-di Valeria Ronzani-
Un tema natalizio, ma Leonardo da Vinci era nato il 15 aprile (1452) e il restauro di uno dei dipinti più celebri della storia dell’arte è una vera resurrezione. In cui il suo celebre non finito assume un valore assoluto, di continua ricerca e rigenerazione. L'”Adorazione dei Magi” rientrata da pochi giorni alla Galleria degli Uffizi dopo un restauro di cinque anni compiuto dall’Opificio delle Pietre Dure, è tornata a mostrare un universo di pensieri e intenzioni che affollano la tavola, che Leonardo lasciò incompiuta nel 1482, partendo per Milano. Ecco, questa è una data impressionante se solo si confronta quest’opera con l’Adorazione di Filippino Lippi, 1496, quattordici anni dopo, eppure un universo artistico distantissimo. La commissionarono a Filippino i poveri monaci del Convento di San Donato a Scopeto, per sostituire quella che Leonardo non gli aveva prodotto.

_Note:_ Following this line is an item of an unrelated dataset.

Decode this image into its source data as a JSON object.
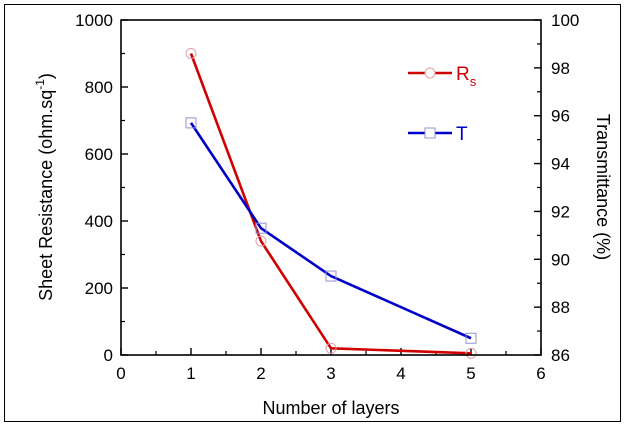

Sgombrati tutti i vari strati di materiali, pure ossidati, che nel corso dei secoli erano stati posti a protezione della superficie pittorica, si palesa una vera rivoluzione. Che non conobbe veri eredi se non forse l’unico Raffaello, capace di cogliere quella complessità compositiva e spaziale. E ci scorrono sotto gli occhi gli embrioni di altre future importanti composizioni, dai cavalli della Battaglia di Anghiari al viso segnato del San Girolamo, fino all’acqua della Madonna delle rocce. Ma la profondità di quel cielo azzurrato, le figure che si muovono lungo le architetture sullo sfondo, quel brulichio senza fine, che snoda una storia dentro l’altra senza soluzione di continuità in una rappresentazione infinita dell’umano divenire, della vita, solo Leonardo ce lo dona.